È una questione del tutto aperta e altrettanto complessa se titoli di debito europei siano davvero lo strumento migliore per far fronte ai problemi finanziari ed economici causati dalla pandemia: di certo non sono l’unico. D’altra parte è comprensibile la diffidenza dei governi dei Paesi nordici verso le richieste in tal senso da parte della politica italiana: da 40 anni lo Stato italiano si va sempre più indebitando ed ha accumulato un debito pubblico tra i più alti del mondo. Ma non solo: da tempo è evidente che non c’è la volontà politica di fermarne la crescita, tanto meno di invertire la tendenza. Per questo ai partner europei la classe politica italiana risulta poco credibile e quindi letteralmente non degna di credito.

A chi come l’attore Tullio Solenghi o come l’economista Paolo Savona, così pure a chi ama fare del nazionalismo a buon mercato, va prima di tutto ricordato che la Germania è il mercato più importante per l’export italiano e che prendere a pesci in faccia qualcuno di cui si ha oggettivamente bisogno non si è mai rivelato utile. Ma il problema vero non è dato dalle esternazioni via Twitter di un comico e neanche da quelle di un professore di economia notoriamente e virulentemente antitedesco e antieuropeo, bensì dal fatto che ai più alti livelli politici di governo, tra Italia e Germania c’è poco dialogo e quindi scarsa comprensione.

La lettera di Carlo Calenda pubblicata il 31 marzo sulla Frankfurter Allgemeine Zeitung

Checché se ne pensi, l’acquisto di una pagina del quotidiano “Frankfurter Allgemeine Zeitung” su iniziativa di Carlo Calenda insieme ad amministratori e politici bipartisan, come pure il messaggio che il Presidente del Consiglio Giuseppe Conte ha lanciato, il giorno dopo, sulla ARD (il primo canale della televisione pubblica tedesca) sono un sintomo chiaro, e anche preoccupante, delle difficoltà di comunicazione esistenti tra Roma e Berlino.

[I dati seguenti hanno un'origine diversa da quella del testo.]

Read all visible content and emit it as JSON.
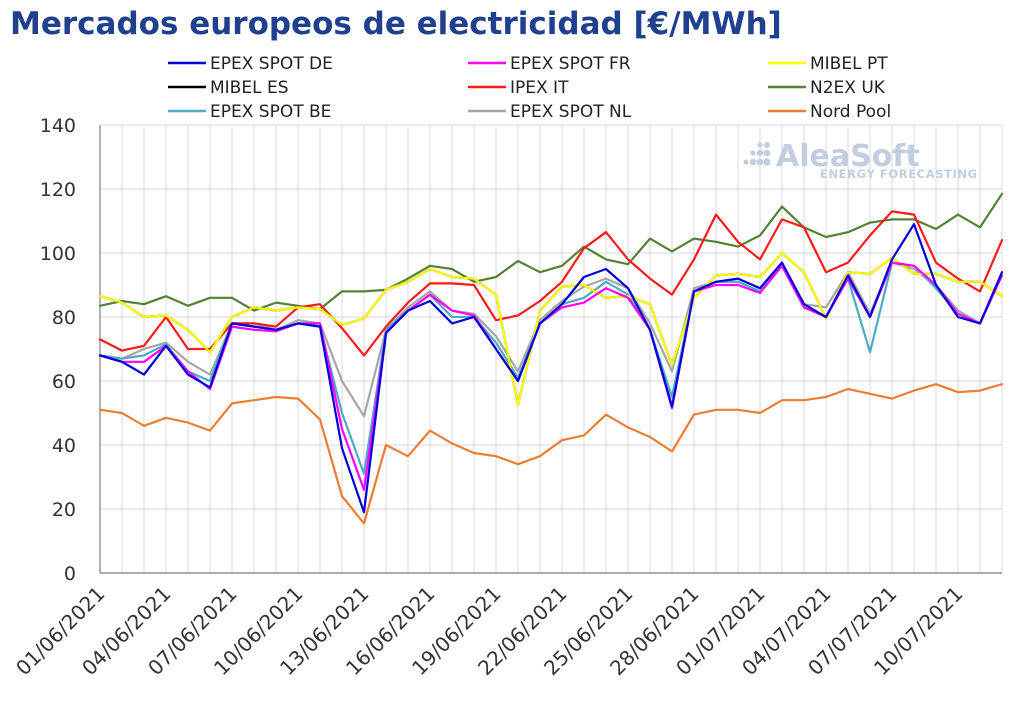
{
  "title": "Mercados europeos de electricidad [€/MWh]",
  "logo": {
    "name": "AleaSoft",
    "tagline": "ENERGY FORECASTING"
  },
  "chart_data": {
    "type": "line",
    "title": "Mercados europeos de electricidad [€/MWh]",
    "xlabel": "",
    "ylabel": "",
    "ylim": [
      0,
      140
    ],
    "y_ticks": [
      0,
      20,
      40,
      60,
      80,
      100,
      120,
      140
    ],
    "grid": true,
    "legend_position": "top",
    "x": [
      "01/06/2021",
      "02/06/2021",
      "03/06/2021",
      "04/06/2021",
      "05/06/2021",
      "06/06/2021",
      "07/06/2021",
      "08/06/2021",
      "09/06/2021",
      "10/06/2021",
      "11/06/2021",
      "12/06/2021",
      "13/06/2021",
      "14/06/2021",
      "15/06/2021",
      "16/06/2021",
      "17/06/2021",
      "18/06/2021",
      "19/06/2021",
      "20/06/2021",
      "21/06/2021",
      "22/06/2021",
      "23/06/2021",
      "24/06/2021",
      "25/06/2021",
      "26/06/2021",
      "27/06/2021",
      "28/06/2021",
      "29/06/2021",
      "30/06/2021",
      "01/07/2021",
      "02/07/2021",
      "03/07/2021",
      "04/07/2021",
      "05/07/2021",
      "06/07/2021",
      "07/07/2021",
      "08/07/2021",
      "09/07/2021",
      "10/07/2021",
      "11/07/2021",
      "12/07/2021"
    ],
    "x_tick_labels": [
      "01/06/2021",
      "04/06/2021",
      "07/06/2021",
      "10/06/2021",
      "13/06/2021",
      "16/06/2021",
      "19/06/2021",
      "22/06/2021",
      "25/06/2021",
      "28/06/2021",
      "01/07/2021",
      "04/07/2021",
      "07/07/2021",
      "10/07/2021"
    ],
    "series": [
      {
        "name": "EPEX SPOT DE",
        "color": "#0000dd",
        "values": [
          68,
          66,
          62,
          71,
          62,
          58,
          78,
          77,
          76,
          78,
          77,
          39,
          19,
          75,
          82,
          85,
          78,
          80,
          70,
          60,
          78,
          84,
          92.5,
          95,
          89,
          76,
          52,
          88,
          91,
          92,
          89,
          97,
          84,
          80,
          93,
          80,
          98,
          109,
          90,
          80,
          78,
          94
        ]
      },
      {
        "name": "EPEX SPOT FR",
        "color": "#ff00ff",
        "values": [
          68,
          66,
          66,
          71,
          63,
          57.5,
          77,
          76,
          75.5,
          78,
          78,
          45,
          26,
          75,
          82,
          87,
          82,
          80.5,
          70,
          60,
          78,
          83,
          84.5,
          89,
          86,
          76,
          51.5,
          88,
          90,
          90,
          87.5,
          96,
          83,
          80,
          92,
          80,
          97,
          96,
          90,
          81,
          78,
          93
        ]
      },
      {
        "name": "MIBEL PT",
        "color": "#ffff00",
        "values": [
          86.5,
          84.5,
          80,
          80.5,
          76,
          69,
          80,
          83,
          82,
          83,
          82.5,
          77.5,
          79.5,
          88.5,
          91,
          95,
          92.5,
          92,
          87,
          52.5,
          82,
          89.5,
          90,
          86,
          86.5,
          84,
          65,
          86,
          93,
          93.5,
          92.5,
          100,
          94,
          79.5,
          94,
          93.5,
          98.5,
          93.5,
          93.5,
          91,
          91,
          86.5
        ]
      },
      {
        "name": "MIBEL ES",
        "color": "#000000",
        "values": [
          86.5,
          84.5,
          80,
          80.5,
          76,
          69,
          80,
          83,
          82,
          83,
          82.5,
          77.5,
          79.5,
          88.5,
          91,
          95,
          92.5,
          92,
          87,
          52.5,
          82,
          89.5,
          90,
          86,
          86.5,
          84,
          65,
          86,
          93,
          93.5,
          92.5,
          100,
          94,
          79.5,
          94,
          93.5,
          98.5,
          93.5,
          93.5,
          91,
          91,
          86.5
        ]
      },
      {
        "name": "IPEX IT",
        "color": "#ff1a1a",
        "values": [
          73,
          69.5,
          71,
          80,
          70,
          70,
          78,
          78,
          77,
          83,
          84,
          76.5,
          68,
          77,
          84.5,
          90.5,
          90.5,
          90,
          79,
          80.5,
          85,
          91,
          101.5,
          106.5,
          98,
          92,
          87,
          98,
          112,
          103.5,
          98,
          110.5,
          108,
          94,
          97,
          105.5,
          113,
          112,
          97,
          92,
          88,
          104
        ]
      },
      {
        "name": "N2EX UK",
        "color": "#548235",
        "values": [
          83.5,
          85,
          84,
          86.5,
          83.5,
          86,
          86,
          82,
          84.5,
          83.5,
          82.5,
          88,
          88,
          88.5,
          92,
          96,
          95,
          91,
          92.5,
          97.5,
          94,
          96,
          102,
          98,
          96.5,
          104.5,
          100.5,
          104.5,
          103.5,
          102,
          105.5,
          114.5,
          108,
          105,
          106.5,
          109.5,
          110.5,
          110.5,
          107.5,
          112,
          108,
          118.5
        ]
      },
      {
        "name": "EPEX SPOT BE",
        "color": "#4bacc6",
        "values": [
          68,
          67,
          68,
          71.5,
          63,
          60,
          78,
          77,
          76,
          78,
          77,
          50,
          31,
          76,
          82,
          87,
          80,
          80,
          72,
          61,
          78,
          84,
          86,
          91,
          87,
          76,
          55,
          88,
          91,
          91,
          88,
          96,
          83,
          80,
          92,
          69,
          97,
          96,
          89,
          81,
          78,
          93
        ]
      },
      {
        "name": "EPEX SPOT NL",
        "color": "#a6a6a6",
        "values": [
          68,
          67,
          70,
          72,
          66,
          62,
          78,
          78,
          76,
          79,
          78,
          60,
          49,
          76,
          83,
          88,
          82,
          81,
          74,
          63,
          79,
          85,
          89.5,
          92,
          89,
          78,
          63,
          89,
          91,
          92,
          89,
          97,
          84,
          83,
          94,
          81,
          97,
          95,
          90,
          82,
          78,
          94
        ]
      },
      {
        "name": "Nord Pool",
        "color": "#ed7d31",
        "values": [
          51,
          50,
          46,
          48.5,
          47,
          44.5,
          53,
          54,
          55,
          54.5,
          48,
          24,
          15.5,
          40,
          36.5,
          44.5,
          40.5,
          37.5,
          36.5,
          34,
          36.5,
          41.5,
          43,
          49.5,
          45.5,
          42.5,
          38,
          49.5,
          51,
          51,
          50,
          54,
          54,
          55,
          57.5,
          56,
          54.5,
          57,
          59,
          56.5,
          57,
          59
        ]
      }
    ]
  }
}
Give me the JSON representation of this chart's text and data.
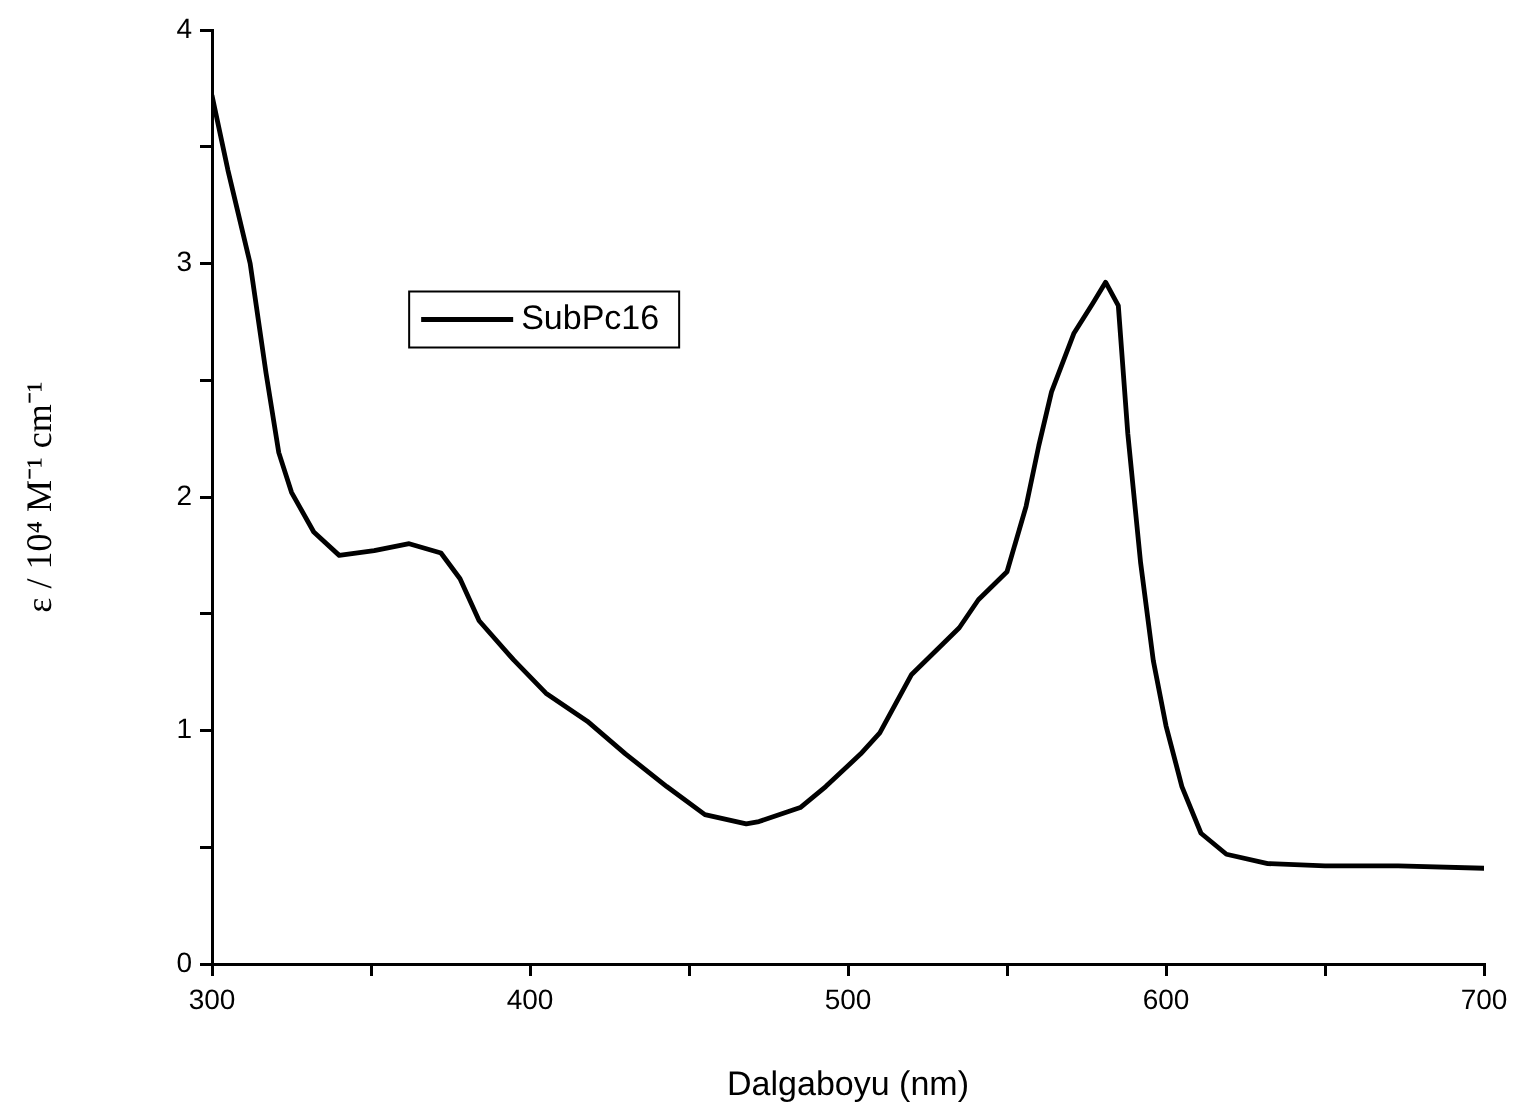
{
  "chart_data": {
    "type": "line",
    "xlabel": "Dalgaboyu (nm)",
    "ylabel": "ε / 10⁴ M⁻¹ cm⁻¹",
    "xlim": [
      300,
      700
    ],
    "xticks": [
      300,
      {
        "value": 350,
        "label": null
      },
      400,
      {
        "value": 450,
        "label": null
      },
      500,
      {
        "value": 550,
        "label": null
      },
      600,
      {
        "value": 650,
        "label": null
      },
      700
    ],
    "ylim": [
      0,
      4
    ],
    "yticks": [
      0,
      {
        "value": 0.5,
        "label": null
      },
      1,
      {
        "value": 1.5,
        "label": null
      },
      2,
      {
        "value": 2.5,
        "label": null
      },
      3,
      {
        "value": 3.5,
        "label": null
      },
      4
    ],
    "grid": false,
    "legend": "top left",
    "marker": "none",
    "line_style": "solid",
    "series": [
      {
        "name": "SubPc16",
        "color": "#000000",
        "x": [
          300,
          305,
          312,
          317,
          321,
          325,
          332,
          340,
          351,
          362,
          372,
          378,
          384,
          395,
          405,
          418,
          430,
          443,
          455,
          468,
          472,
          485,
          493,
          504,
          510,
          520,
          529,
          535,
          541,
          550,
          556,
          560,
          564,
          571,
          577,
          581,
          585,
          588,
          592,
          596,
          600,
          605,
          611,
          619,
          632,
          650,
          673,
          700
        ],
        "values": [
          3.72,
          3.4,
          3.0,
          2.53,
          2.19,
          2.02,
          1.85,
          1.75,
          1.77,
          1.8,
          1.76,
          1.65,
          1.47,
          1.3,
          1.16,
          1.04,
          0.9,
          0.76,
          0.64,
          0.6,
          0.61,
          0.67,
          0.76,
          0.9,
          0.99,
          1.24,
          1.36,
          1.44,
          1.56,
          1.68,
          1.96,
          2.22,
          2.45,
          2.7,
          2.83,
          2.92,
          2.82,
          2.27,
          1.72,
          1.3,
          1.02,
          0.76,
          0.56,
          0.47,
          0.43,
          0.42,
          0.42,
          0.41
        ]
      }
    ]
  }
}
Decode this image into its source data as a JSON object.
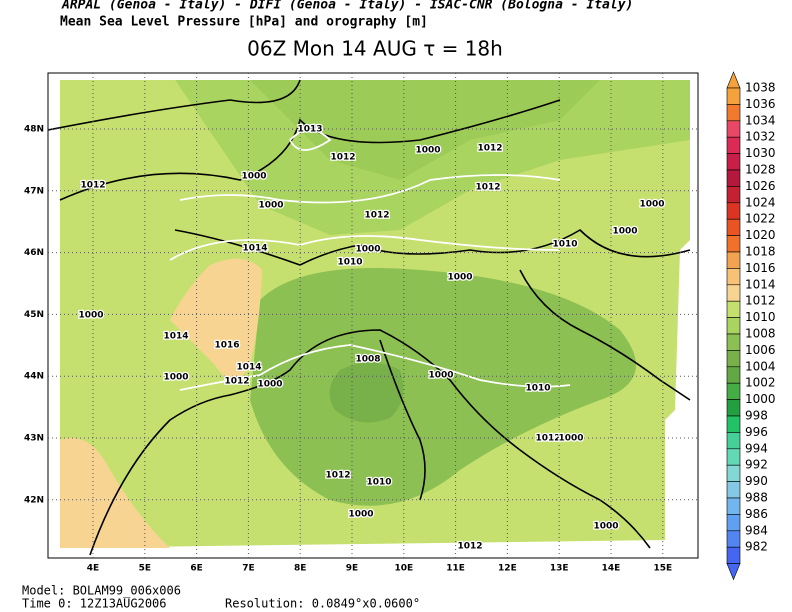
{
  "header": {
    "agencies": "ARPAL (Genoa - Italy)  -  DIFI (Genoa - Italy)  -  ISAC-CNR (Bologna - Italy)",
    "field": "Mean Sea Level Pressure [hPa] and orography [m]",
    "title": "06Z Mon 14 AUG  τ = 18h"
  },
  "map": {
    "lat_labels": [
      "48N",
      "47N",
      "46N",
      "45N",
      "44N",
      "43N",
      "42N"
    ],
    "lon_labels": [
      "4E",
      "5E",
      "6E",
      "7E",
      "8E",
      "9E",
      "10E",
      "11E",
      "12E",
      "13E",
      "14E",
      "15E"
    ],
    "contour_labels": [
      "1013",
      "1012",
      "1000",
      "1012",
      "1012",
      "1000",
      "1000",
      "1012",
      "1000",
      "1000",
      "1012",
      "1014",
      "1010",
      "1000",
      "1010",
      "1000",
      "1000",
      "1014",
      "1016",
      "1014",
      "1012",
      "1000",
      "1000",
      "1008",
      "1000",
      "1010",
      "1012",
      "1000",
      "1012",
      "1010",
      "1000",
      "1000",
      "1012"
    ]
  },
  "colorbar": {
    "levels": [
      {
        "label": "1038",
        "color": "#f5a23c"
      },
      {
        "label": "1036",
        "color": "#f27a2e"
      },
      {
        "label": "1034",
        "color": "#e84866"
      },
      {
        "label": "1032",
        "color": "#dc2a56"
      },
      {
        "label": "1030",
        "color": "#c81e48"
      },
      {
        "label": "1028",
        "color": "#b4183c"
      },
      {
        "label": "1026",
        "color": "#c42232"
      },
      {
        "label": "1024",
        "color": "#dc3422"
      },
      {
        "label": "1022",
        "color": "#ea5422"
      },
      {
        "label": "1020",
        "color": "#f0722a"
      },
      {
        "label": "1018",
        "color": "#f2a352"
      },
      {
        "label": "1016",
        "color": "#f8c276"
      },
      {
        "label": "1014",
        "color": "#f8d492"
      },
      {
        "label": "1012",
        "color": "#c6e070"
      },
      {
        "label": "1010",
        "color": "#aad460"
      },
      {
        "label": "1008",
        "color": "#8cc052"
      },
      {
        "label": "1006",
        "color": "#78b04a"
      },
      {
        "label": "1004",
        "color": "#62a844"
      },
      {
        "label": "1002",
        "color": "#44ae44"
      },
      {
        "label": "1000",
        "color": "#22a040"
      },
      {
        "label": "998",
        "color": "#22c266"
      },
      {
        "label": "996",
        "color": "#44d096"
      },
      {
        "label": "994",
        "color": "#62d8b4"
      },
      {
        "label": "992",
        "color": "#84d8d4"
      },
      {
        "label": "990",
        "color": "#84c8e6"
      },
      {
        "label": "988",
        "color": "#72b6f0"
      },
      {
        "label": "986",
        "color": "#60a0f2"
      },
      {
        "label": "984",
        "color": "#5284f2"
      },
      {
        "label": "982",
        "color": "#4466f2"
      }
    ]
  },
  "footer": {
    "model": "Model: BOLAM99_006x006",
    "time": "Time 0: 12Z13AUG2006",
    "resolution": "Resolution: 0.0849°x0.0600°"
  }
}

Alla radice di questo problema c’è senz’altro una forte diversità di cultura e di stile politico, datata già dalla fine degli anni Novanta. Ma vi hanno senz’altro contribuito le ultime vicende politiche italiane, cioè la mancanza di una chiara politica estera ed europea, i frequenti cambi di maggioranza e la presenza nei due governi Conte di persone di nessun peso ed esperienza internazionali. Durante il governo Conte I si aveva l’impressione che il ministro degli Esteri fosse Matteo Salvini, e non Enzo Moavero, di cui già ora a malapena ci si ricorda il nome. L’attuale titolare della Farnesina si occupa più di accogliere gli aiuti offerti da Mosca che di curare le relazioni con gli alleati occidentali e tale interesse ad avere ottimi rapporti con Russia e Cina sembra condiviso da tutto il governo. Una scelta che come minimo rischia di portare l’Italia a rivestire il ruolo di Arlecchino servitore di due padroni, del resto una figura centrale nell’immaginario identitario nazionale.

Se mancano attualmente politici italiani che abbiano prestigio, o per lo meno una certa notorietà in Europa, anche i canali di comunicazione non funzionano bene. Un’eccezione potrebbe rappresentarla Paolo Gentiloni: l’ex ministro degli Esteri ed ex Presidente del Consiglio, in qualità di commissario europeo all’economia, ha la posizione, l’esperienza, i contatti e anche uno staff che lo mettono in grado di mediare. E proprio di persone che facciano questo oggi c’è forte bisogno.